Invariably, the first reaction was to hide the weakness.
Says Sanjana: "I would start half-an-hour earlier
than my sister to reach school on time." For
both Vipul and Atul, the memory of staying on in
class after school is vivid. Classmates were befuddled
by the change: they couldn't
understand how the Goyals had suddenly become the
laggards. "I didn't want anyone to notice the
strange way I walked, or climbed the stairs,"
says Atul. The battle was on.
It was 1977 and it looked like the problem wasn't
going away. Kusum took her children to the orthopaedic
centre at Chandimandir, near Chandigarh. The check-up
done, the children were asked to wait outside while
the doctor gave their mother the lowdown. "We
sat outside and joked
imagined we were dying
of cancer. No one realized how bad it was,"
remembers Sanjana. Kusum couldn't bring herself
to tell the children; it was their aunt who later
sat them down and told them the name of the disease,
and what it meant. "It means," Vipul remembers
Maasi saying, " that you won't walk normally
you'll need help to sit down, stand up, get dressed
"
The children could barely comprehend her words.
"But we shall fight. For giving up means death."
Her words still ring in their ears.
Coming to terms. Battling the disease wasn't easy.
Initially, it meant giving up ice creams, chocolates
and junk food that kids love, for being overweight
is nightmarish for an MD patient. The muscles are
already weak and obesity makes them give in faster.
For Sanjana, it meant giving up dance, her first
love and something she had excelled at. For Vipul
and Atul, it meant looking on as friends settled
down in their personal lives and careers. For each,
it meant smothering their instincts, dealing with
curious stares and a never-to-end battle against
their affliction that had just begun.
At another level, the battle
was to keep the home fires burning. With just a
small hardware shop - that stocked nuts, bolts,
locks, utensils and suchlike - to run the household,
the going was tough. Recalls Atul, the family's
accounting brain: "In the early seventies,
I remember going to the bank every morning with
just Rs 90-100 to deposit - the previous day's sales."

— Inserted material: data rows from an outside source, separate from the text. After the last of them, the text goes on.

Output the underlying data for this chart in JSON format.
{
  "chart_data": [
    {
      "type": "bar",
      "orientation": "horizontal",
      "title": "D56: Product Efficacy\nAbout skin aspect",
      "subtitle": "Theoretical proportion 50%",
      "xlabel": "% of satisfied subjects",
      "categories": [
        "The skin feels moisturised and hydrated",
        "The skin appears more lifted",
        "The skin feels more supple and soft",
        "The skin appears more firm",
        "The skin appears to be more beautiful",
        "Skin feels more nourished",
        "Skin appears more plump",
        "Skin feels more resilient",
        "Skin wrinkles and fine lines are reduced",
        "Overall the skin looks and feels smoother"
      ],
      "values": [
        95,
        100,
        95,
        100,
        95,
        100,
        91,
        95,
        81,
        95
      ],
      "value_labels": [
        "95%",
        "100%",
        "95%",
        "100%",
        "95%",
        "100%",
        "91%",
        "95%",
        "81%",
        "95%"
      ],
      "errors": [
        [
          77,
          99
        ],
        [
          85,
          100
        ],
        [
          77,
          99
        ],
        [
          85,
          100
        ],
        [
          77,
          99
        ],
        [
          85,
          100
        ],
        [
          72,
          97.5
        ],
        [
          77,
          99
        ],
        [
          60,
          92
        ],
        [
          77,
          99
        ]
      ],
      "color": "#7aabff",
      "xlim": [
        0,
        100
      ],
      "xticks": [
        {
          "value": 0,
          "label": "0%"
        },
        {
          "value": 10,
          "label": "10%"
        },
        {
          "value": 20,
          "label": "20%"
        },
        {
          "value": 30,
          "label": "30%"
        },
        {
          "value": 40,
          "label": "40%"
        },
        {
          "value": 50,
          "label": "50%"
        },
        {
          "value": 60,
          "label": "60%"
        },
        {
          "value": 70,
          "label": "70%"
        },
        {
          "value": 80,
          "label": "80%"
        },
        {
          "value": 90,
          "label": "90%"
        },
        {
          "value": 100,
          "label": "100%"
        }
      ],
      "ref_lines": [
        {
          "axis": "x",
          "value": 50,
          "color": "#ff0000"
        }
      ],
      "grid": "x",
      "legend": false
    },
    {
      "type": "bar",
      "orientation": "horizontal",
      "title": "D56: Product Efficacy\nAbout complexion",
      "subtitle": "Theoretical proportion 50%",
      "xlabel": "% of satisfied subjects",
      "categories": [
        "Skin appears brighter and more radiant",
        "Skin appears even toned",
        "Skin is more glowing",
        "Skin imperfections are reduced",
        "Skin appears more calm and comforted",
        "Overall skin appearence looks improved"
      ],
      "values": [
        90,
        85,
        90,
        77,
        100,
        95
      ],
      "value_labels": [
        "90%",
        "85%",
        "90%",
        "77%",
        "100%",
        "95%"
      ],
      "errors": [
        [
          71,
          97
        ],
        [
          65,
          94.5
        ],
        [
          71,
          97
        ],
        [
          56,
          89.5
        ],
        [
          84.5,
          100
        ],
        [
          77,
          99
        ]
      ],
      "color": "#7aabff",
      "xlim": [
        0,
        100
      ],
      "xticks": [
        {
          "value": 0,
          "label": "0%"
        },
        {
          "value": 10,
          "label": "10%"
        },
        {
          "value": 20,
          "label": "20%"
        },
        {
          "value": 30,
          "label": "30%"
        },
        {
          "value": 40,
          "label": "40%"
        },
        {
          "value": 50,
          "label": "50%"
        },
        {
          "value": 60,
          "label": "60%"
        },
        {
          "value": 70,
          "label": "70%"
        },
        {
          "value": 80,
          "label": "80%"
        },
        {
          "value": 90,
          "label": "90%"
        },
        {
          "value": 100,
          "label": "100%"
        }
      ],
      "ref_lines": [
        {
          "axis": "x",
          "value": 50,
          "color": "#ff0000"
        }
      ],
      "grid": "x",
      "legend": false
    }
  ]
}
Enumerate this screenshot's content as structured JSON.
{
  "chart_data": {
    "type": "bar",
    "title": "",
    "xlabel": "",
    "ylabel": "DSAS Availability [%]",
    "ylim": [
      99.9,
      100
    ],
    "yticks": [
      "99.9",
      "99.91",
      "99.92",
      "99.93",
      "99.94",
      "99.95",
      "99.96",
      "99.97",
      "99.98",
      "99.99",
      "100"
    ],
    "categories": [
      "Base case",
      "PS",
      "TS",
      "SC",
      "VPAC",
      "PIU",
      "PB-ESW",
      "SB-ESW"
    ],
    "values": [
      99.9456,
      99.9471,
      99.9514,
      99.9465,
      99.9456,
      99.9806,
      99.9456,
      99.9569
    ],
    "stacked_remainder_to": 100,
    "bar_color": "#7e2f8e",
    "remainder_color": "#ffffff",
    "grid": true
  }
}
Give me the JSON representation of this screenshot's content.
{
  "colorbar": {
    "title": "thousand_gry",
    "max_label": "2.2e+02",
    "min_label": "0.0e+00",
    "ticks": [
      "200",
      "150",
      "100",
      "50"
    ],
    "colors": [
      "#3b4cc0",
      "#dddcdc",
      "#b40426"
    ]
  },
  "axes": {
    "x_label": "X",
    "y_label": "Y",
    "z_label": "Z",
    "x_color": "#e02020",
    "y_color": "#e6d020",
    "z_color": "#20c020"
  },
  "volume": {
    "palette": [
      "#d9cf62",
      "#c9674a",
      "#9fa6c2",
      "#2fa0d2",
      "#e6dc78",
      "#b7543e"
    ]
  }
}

Imagine running a family of eight with a monthly
income of Rs 300, from the slender 10 per cent profit
they made.
The disease was
a drain on the family's meager resources. The Goyals
would follow any lead that promised a cure. Ayurveda,
homeopathy, allopathy, nature cure, even miracle
workers were tried. Atul, Vipul and Sanjana
were taken to every corner of the country. A sadhu
claimed he could cure them and made away with five
tolas of the family gold. But the disease stayed.
The Goyals pulled through all of this. Even in those
hard times, papa Goyal managed to buy a second-hand
bicycle - affectionately called "Himachal Rajya
Parivahan' (Himachal state transport) by the family.
"By God's grace, we never went short of food,"
says Kusum. One wonders how, because for the past
30 years it's been an open house where not having
guests over for a meal is unusual.
"Till we got the gas agency, the family just
about managed to eat well," says Atul. He still
remembers the day his college professor told him
to change his worn-out shoes. Just as clearly as
he remembers washing every day the only good pair
of trousers he had. For the family's saakh (honour)
could not be compromised even as the Goyals gave
up the watches, and radios, and telephones
all those trappings of middle class living.
Living life again. The Goyals today look
an average upper-middle class family. A double-storied
five bedroom house in a posh locality, two cars
- a white air-conditioned Zen and a cherry Omni
- annual vacations and a social status. But the
transformation has taken 20 years.
Atul has turned the small shop with an annual turnover
of Rs 3 lakh into a Rs 30 lakh business. Vipul's
gas agency has contributed handsomely to the family's
finances - the zen and the new house have been funded
mostly from the agency's profits. Sanjana has chipped
in with her own boutique, Stitch 'n' style, and
she has several customers from Solan and Delhi.
Anurag, the youngest, is a budding tourism entrepreneur.
The Goyals really turned the corner after Vipul
got the gas agency. He remembers the day bookings
were to open. People had lined up all night for
a connection and the queue was a good half-a-mile
long. What he took home that night - the proceeds
from booking advances - was big money for the Goyals.